If you're not getting a clean break in 45 minutes either you are using ultra pasteurized milk or your rennet is no good.

kai

  • Guest
Re: Coagulation, Rennet - No Clean Break > Semi-Lactic Coagulation
« Reply #8 on: April 02, 2009, 04:15:15 AM »
Nick, Can you give me a brand of your milk.
Cause in the label is Nutrition ingridient for THai RDI. not a % of fat.
Whole milk has 3.5% as Wayne said.
In Southeast  asia basicly grass has a low quality then others so milk fat content always has a problem. Milk company have to add butter and other such as flavor excepted Thai-denmark, Jutlada(royal project)and Nong phoe.
You can ask Thai people read for you if ingridient is
Nom Ko = นมโค = cow milk = milk power dilute with water
Nom ko sod tae = นมโคสดแท้ = real whole milk.

Try and try.


thebelgianpanda

  • Guest
Re: Coagulation, Rennet - No Clean Break > Semi-Lactic Coagulation
« Reply #9 on: April 02, 2009, 04:47:23 AM »
All I know is where I am (US/Oregon) even low fat milk like skim will set in 45 minutes as long as it isn't seriously processed.  It won't taste good, but it sets.  I know that in some countries such as India it is very common to boil all milk*, and if that is the case where you are (at the processing plant) that may be the source of your problems.


*This is anecdotal from several engineers I have worked with.

kenjin

  • Guest
Re: Coagulation, Rennet - No Clean Break > Semi-Lactic Coagulation
« Reply #10 on: April 03, 2009, 03:19:02 AM »
Thanks everyone for all your advise. You are probably correct about the mistake I am making reading the label. I can't read Thai at all, (my spoken Thai language isn't that red-hot either)

I am using CP Meiji, and I tried CP's high fat with the same result.
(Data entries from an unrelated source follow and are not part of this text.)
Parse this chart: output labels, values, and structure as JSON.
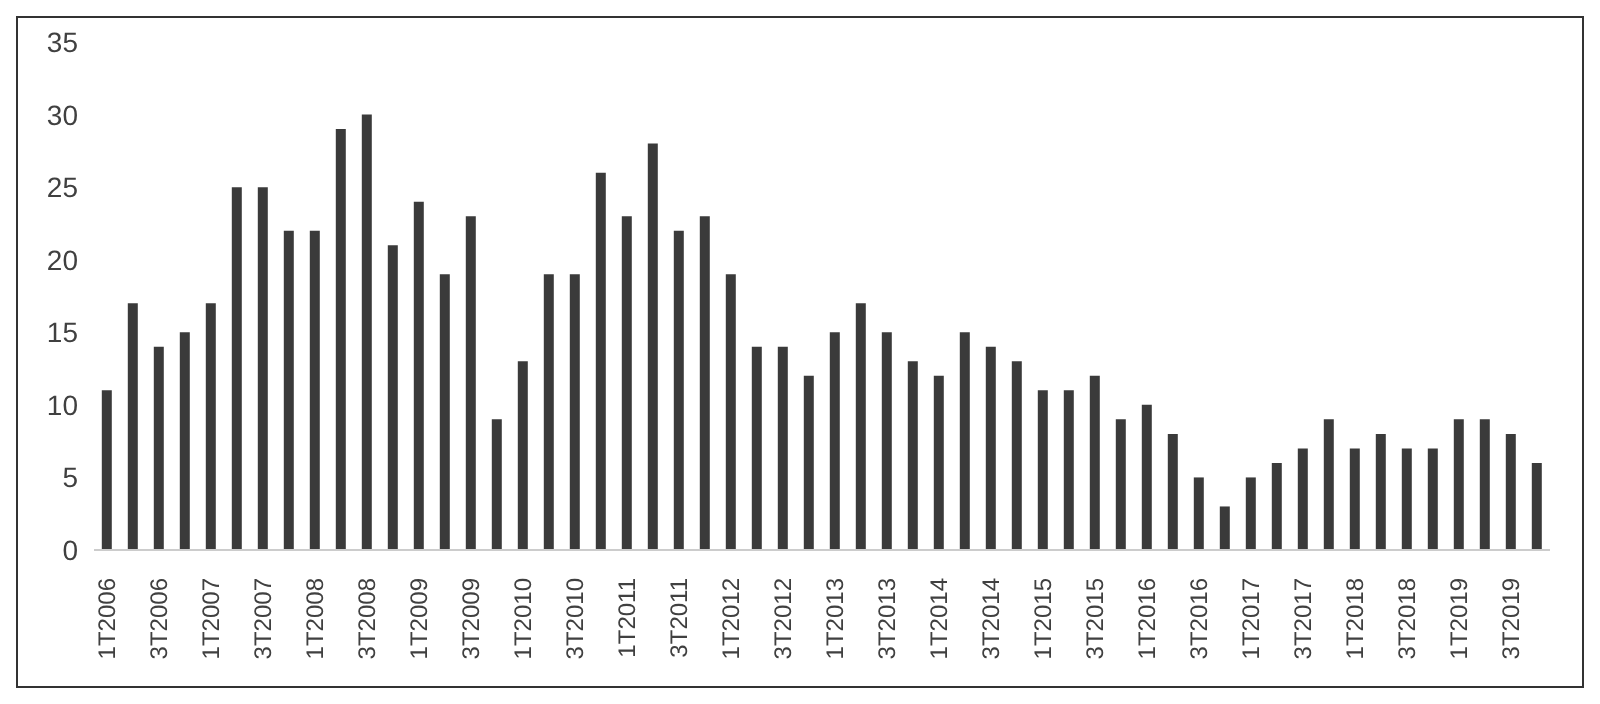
{
  "chart_data": {
    "type": "bar",
    "categories": [
      "1T2006",
      null,
      "3T2006",
      null,
      "1T2007",
      null,
      "3T2007",
      null,
      "1T2008",
      null,
      "3T2008",
      null,
      "1T2009",
      null,
      "3T2009",
      null,
      "1T2010",
      null,
      "3T2010",
      null,
      "1T2011",
      null,
      "3T2011",
      null,
      "1T2012",
      null,
      "3T2012",
      null,
      "1T2013",
      null,
      "3T2013",
      null,
      "1T2014",
      null,
      "3T2014",
      null,
      "1T2015",
      null,
      "3T2015",
      null,
      "1T2016",
      null,
      "3T2016",
      null,
      "1T2017",
      null,
      "3T2017",
      null,
      "1T2018",
      null,
      "3T2018",
      null,
      "1T2019",
      null,
      "3T2019",
      null
    ],
    "values": [
      11,
      17,
      14,
      15,
      17,
      25,
      25,
      22,
      22,
      29,
      30,
      21,
      24,
      19,
      23,
      9,
      13,
      19,
      19,
      26,
      23,
      28,
      22,
      23,
      19,
      14,
      14,
      12,
      15,
      17,
      15,
      13,
      12,
      15,
      14,
      13,
      11,
      11,
      12,
      9,
      10,
      8,
      5,
      3,
      5,
      6,
      7,
      9,
      7,
      8,
      7,
      7,
      9,
      9,
      8,
      6
    ],
    "color": "#3a3a3a",
    "ylim": [
      0,
      35
    ],
    "yticks": [
      0,
      5,
      10,
      15,
      20,
      25,
      30,
      35
    ],
    "grid": false,
    "legend": false
  }
}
I will try Chock Chai soon.

However, now you have given me the telephone number to the Thai dairy CO OP. I will pay them a visit and fingers crossed, I may have Raw milk.
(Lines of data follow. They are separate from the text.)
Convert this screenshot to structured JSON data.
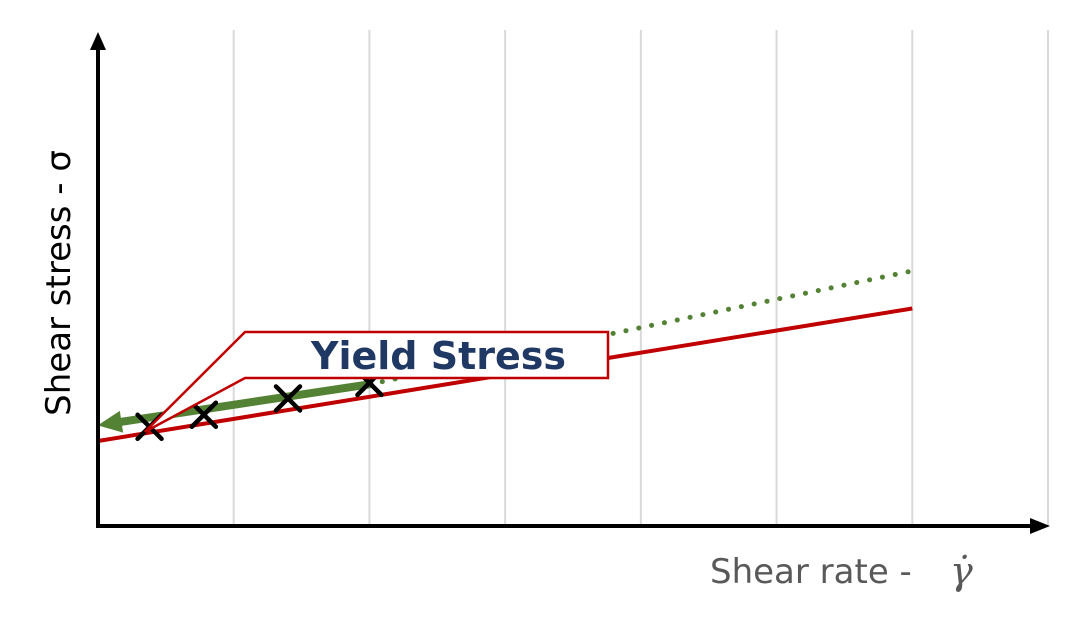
{
  "chart_data": {
    "type": "line",
    "title": "",
    "xlabel": "Shear rate -",
    "xlabel_symbol": "γ̇",
    "ylabel": "Shear stress - σ",
    "xlim": [
      0,
      7
    ],
    "ylim": [
      0,
      7
    ],
    "grid": "vertical",
    "series": [
      {
        "style": "solid",
        "color": "#C00000",
        "x": [
          0,
          6
        ],
        "y": [
          1.2,
          3.07
        ]
      },
      {
        "style": "solid",
        "color": "#548235",
        "x": [
          0.1,
          2
        ],
        "y": [
          1.45,
          2.0
        ]
      },
      {
        "style": "dotted",
        "color": "#548235",
        "x": [
          2,
          6
        ],
        "y": [
          2.0,
          3.6
        ]
      },
      {
        "style": "marker-x",
        "color": "#000000",
        "x": [
          0.38,
          0.78,
          1.4,
          2.0
        ],
        "y": [
          1.4,
          1.57,
          1.8,
          2.02
        ]
      }
    ],
    "annotations": [
      {
        "text": "Yield Stress",
        "color": "#1F3864",
        "border_color": "#C00000",
        "points_to": [
          0.05,
          1.3
        ]
      }
    ]
  }
}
What brand do you use Kai?

thebelgianpanda

  • Guest
Re: Coagulation, Rennet - No Clean Break > Semi-Lactic Coagulation
« Reply #11 on: April 03, 2009, 03:34:39 AM »
Hey Nick, would it be possible for you to take a photo of the jug of milk you are using?  I'll bet with the diversity of wonderful people here we could figure out what's going on.  Or if you just get raw milk then I'll bet that'll solve your problems.  Anyway, best of luck!

kai

  • Guest
Re: Coagulation, Rennet - No Clean Break > Semi-Lactic Coagulation
« Reply #12 on: April 04, 2009, 03:04:41 PM »
I use a raw goat milk,never try with cow milk.
You know, everytime you homogenise it(have to heat to 65 c), a fat globule will destroy.It's not good with your coronary artery.

Nick, What are you doing in Chonburi?